Com efeito, Frei Domingos Gomes de
Abreu, português de lei, patriota exaltado, militar brioso e aguerrido, nunca
permitiu aos galegos ofenderem-nos impunemente e, por isso, durante esta guerra
permaneceu sempre de ouvido à escuta, sempre pronto para fazer pagar caro aos
vizinhos da fronteira os tormentos que lhe infligiram. E caro foram eles pagos
uma e muitas vezes. // Certo dia, a 10/5/1704, quando ouviu nesta Vila o
primeiro rebate sineiro, que dava os galegos a pretenderem lançar ponte junto
da Barca Nova, no vizinho termo de Valadares, não perdeu tempo a reunir a sua
companhia; armou-se logo, montou a cavalo, arrastou consigo os criados da casa
e foi reconhecer o poder do inimigo. Animando todo o povo e especialmente os de
Valadares, que estavam presentes ao acto mavórtico carecidos de energia
belicosa, levou-os à defesa intransigente da passagem, resultando desta sua
atitude o inimigo tomar e queimar tão-somente algumas barcas postadas da sua
banda. // No ano seguinte Frei Domingos requereu para ser provido no posto de
Sargento-Mor das Ordenanças desta vila e termo, que não tinha ordenado ou
emolumento algum, mas só o honorífico, como alegou, mas foi indeferida a pretensão;
não, decerto, por carência dos necessários requisitos, mas, talvez, por ter
requerido findo o prazo marcado nos editais afixados a anunciar a vaga.

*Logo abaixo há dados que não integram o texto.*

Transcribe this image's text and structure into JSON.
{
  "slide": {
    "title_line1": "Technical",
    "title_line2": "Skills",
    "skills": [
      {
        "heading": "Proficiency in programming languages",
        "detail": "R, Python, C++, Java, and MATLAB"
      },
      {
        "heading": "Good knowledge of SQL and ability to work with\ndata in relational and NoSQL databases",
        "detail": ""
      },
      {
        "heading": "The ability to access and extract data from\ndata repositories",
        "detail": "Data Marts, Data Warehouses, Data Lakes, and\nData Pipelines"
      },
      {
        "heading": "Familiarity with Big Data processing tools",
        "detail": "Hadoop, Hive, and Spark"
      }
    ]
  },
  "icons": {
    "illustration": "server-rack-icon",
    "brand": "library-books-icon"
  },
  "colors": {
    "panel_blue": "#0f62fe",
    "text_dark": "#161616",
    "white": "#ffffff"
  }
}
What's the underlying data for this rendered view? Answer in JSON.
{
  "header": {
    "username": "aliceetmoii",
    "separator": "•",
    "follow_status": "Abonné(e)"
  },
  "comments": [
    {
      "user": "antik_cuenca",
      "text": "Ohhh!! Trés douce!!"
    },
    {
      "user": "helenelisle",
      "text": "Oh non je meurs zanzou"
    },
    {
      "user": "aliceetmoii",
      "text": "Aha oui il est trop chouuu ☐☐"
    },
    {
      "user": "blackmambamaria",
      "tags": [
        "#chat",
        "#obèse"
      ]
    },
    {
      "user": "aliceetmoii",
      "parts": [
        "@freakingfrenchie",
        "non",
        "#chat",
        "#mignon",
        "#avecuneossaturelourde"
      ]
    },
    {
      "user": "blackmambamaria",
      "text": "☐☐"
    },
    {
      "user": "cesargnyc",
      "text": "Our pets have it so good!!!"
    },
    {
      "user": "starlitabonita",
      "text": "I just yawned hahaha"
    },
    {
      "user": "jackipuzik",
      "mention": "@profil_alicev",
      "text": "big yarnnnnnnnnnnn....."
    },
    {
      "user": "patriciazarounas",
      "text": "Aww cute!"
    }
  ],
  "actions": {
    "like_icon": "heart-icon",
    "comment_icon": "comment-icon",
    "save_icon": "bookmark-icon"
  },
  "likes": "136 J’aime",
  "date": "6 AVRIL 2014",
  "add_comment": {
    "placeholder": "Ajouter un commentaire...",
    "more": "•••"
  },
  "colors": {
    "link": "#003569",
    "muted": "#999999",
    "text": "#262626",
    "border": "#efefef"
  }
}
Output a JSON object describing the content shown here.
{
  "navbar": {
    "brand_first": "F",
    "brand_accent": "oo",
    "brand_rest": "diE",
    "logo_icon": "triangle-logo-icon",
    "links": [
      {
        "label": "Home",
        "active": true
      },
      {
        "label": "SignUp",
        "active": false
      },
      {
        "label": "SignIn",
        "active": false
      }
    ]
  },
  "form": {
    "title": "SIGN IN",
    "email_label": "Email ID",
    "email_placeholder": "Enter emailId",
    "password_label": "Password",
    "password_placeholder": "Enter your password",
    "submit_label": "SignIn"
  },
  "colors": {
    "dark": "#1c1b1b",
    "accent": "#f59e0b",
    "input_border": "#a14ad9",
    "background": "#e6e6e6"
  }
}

Após tudo isto, a 20/5/1706, quando o
inimigo intentou passar a esta província de Entre-Douro e Minho, D. Sancho de
Faro e Sousa, Mestre de Campo General e Comandante das Armas da Província, ordenou
ao Capitão-Mor deste termo, Pedro de Sousa Gama, mandasse duas companhias do
seu distrito guarnecer o posto de Cavaleiros e ali abrir as trincheiras de
antemão delineadas para impedirem o passo ao inimigo. Para este serviço uma das
companhias escolhidas por este militar foi a do Capitão Frei Domingos Gomes de
Abreu, que nesse tempo escavou cento e cinquenta braças de trincheiras e noutra
altura mais sessenta braças e o comandante apenas foi rendido quando foi
necessário acudir a outros pontos.
Em 1707 as suas energias não foram dadas
exclusivamente ao serviço militar. Em 3 de Março tomou posse do cargo de
vereador da Câmara e nele continuou durante alguns anos, tendo-se evidenciado
numa questão com o abade da Vila, reverendo João Dias dos Santos, retratado
algures em letra do Padre Bernardo de Araújo, como o que «folga bem de
meter-se aonde o não chamam.» // (continua)...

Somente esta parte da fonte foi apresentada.